Mettre les plus faibles au centre des projets humains, c'est assurer à chacun qu'il ne sera pas abandonné, qu'il ne tombera pas sous un seuil fatidique où sa dignité serait mise en cause. Un jour, une femme qui faisait des crises d'épilepsie vint au Sappel. Des d'adultes du Quart-Monde rencontrèrent les responsables pour que cette femme soit chassée, tant elle remettait en cause le fragile équilibre du groupe. Ils menacèrent de ne plus venir. La réponse fut tranchante : C'est elle qui avait la priorité. Après un certain temps de flottement, la vie du groupe fit un bond en avant prodigieux : chacun était assuré qu'il avait sa place, qu'il serait respecté quoiqu'il devienne. L'indignité, c'est accepter qu'il y ait des planchers en dessous desquels des humains sont abandonnés.

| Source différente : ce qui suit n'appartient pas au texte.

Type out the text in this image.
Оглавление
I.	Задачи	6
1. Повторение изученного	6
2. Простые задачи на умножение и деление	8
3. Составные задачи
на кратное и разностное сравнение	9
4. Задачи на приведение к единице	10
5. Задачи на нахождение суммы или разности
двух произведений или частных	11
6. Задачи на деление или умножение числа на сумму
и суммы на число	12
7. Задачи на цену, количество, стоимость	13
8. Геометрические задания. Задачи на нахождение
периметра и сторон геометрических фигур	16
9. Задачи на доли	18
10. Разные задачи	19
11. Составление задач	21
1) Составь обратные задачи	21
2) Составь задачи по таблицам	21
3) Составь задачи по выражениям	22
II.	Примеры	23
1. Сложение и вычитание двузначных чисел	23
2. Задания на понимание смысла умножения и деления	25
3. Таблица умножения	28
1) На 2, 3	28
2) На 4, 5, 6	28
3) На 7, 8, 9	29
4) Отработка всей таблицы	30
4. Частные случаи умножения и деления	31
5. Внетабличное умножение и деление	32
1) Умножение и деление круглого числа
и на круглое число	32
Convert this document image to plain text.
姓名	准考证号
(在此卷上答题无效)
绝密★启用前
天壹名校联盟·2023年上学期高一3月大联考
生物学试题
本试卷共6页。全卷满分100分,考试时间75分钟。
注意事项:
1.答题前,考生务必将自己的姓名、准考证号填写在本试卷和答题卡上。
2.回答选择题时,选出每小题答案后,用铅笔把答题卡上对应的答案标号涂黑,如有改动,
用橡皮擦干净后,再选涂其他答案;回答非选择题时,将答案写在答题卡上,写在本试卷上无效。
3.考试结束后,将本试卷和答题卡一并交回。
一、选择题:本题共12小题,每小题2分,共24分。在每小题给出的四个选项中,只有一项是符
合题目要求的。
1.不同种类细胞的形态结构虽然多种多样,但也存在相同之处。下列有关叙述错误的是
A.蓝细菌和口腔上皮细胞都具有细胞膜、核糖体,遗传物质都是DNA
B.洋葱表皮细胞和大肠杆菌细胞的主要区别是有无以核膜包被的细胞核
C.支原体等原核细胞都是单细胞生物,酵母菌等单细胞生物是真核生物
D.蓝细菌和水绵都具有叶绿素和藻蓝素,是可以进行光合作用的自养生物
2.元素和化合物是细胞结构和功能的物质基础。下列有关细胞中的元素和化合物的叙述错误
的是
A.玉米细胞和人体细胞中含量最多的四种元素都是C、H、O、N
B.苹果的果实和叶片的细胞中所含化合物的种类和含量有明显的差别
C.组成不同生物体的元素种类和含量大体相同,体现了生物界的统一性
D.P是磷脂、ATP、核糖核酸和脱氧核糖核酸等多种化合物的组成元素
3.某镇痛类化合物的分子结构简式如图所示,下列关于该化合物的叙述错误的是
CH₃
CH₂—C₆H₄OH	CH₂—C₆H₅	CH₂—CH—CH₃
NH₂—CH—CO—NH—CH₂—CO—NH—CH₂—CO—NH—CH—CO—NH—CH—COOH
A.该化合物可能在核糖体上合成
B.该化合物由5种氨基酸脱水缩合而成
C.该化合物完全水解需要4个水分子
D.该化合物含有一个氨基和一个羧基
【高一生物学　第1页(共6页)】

Il y a un dernier aspect de la vie de Daniel qui témoigne de la dignité fondamentale de tout homme. Lorsqu'il participait au groupe de prière, très souvent il disait en écartant les bras :" Je vais vous dire quelque chose : Le Seigneur est avec nous tous !" Cette phrase remaniée de la liturgie eucharistique le faisait vivre. Nous nous sommes beaucoup interrogés sur l'habitude qu'il avait prise de la répéter. Cet homme dont tout le quartier se moquait, cet homme humainement cassé, était, spirituellement, loin devant. Il exerçait la dignité sacerdotale de son baptême en assurant à la communauté chrétienne que Dieu était présent dans le monde. Lui, le défiguré, affirmait qu'aucun humain, créé à l'image et à la ressemblance de Dieu n'était abandonné de Lui.
La dignité humaine révélée par les exclus ne se fonde pas sur une capacité à justifier sa propre existence ; elle n'enferme pas dans un statut à conquérir. Mais elle est, sur le point de sombrer dans la déchéance et la mort, indignation absolue devant le mépris, contestation radicale de ce qui se fonde sur l'exclusion, proclamation d'une fraternité possible et incontournable. Elle est revendication d'une humanité une, ouverte sur un don à recevoir. Pierre Davienne, diacre communauté du Sappel, Vénissieux.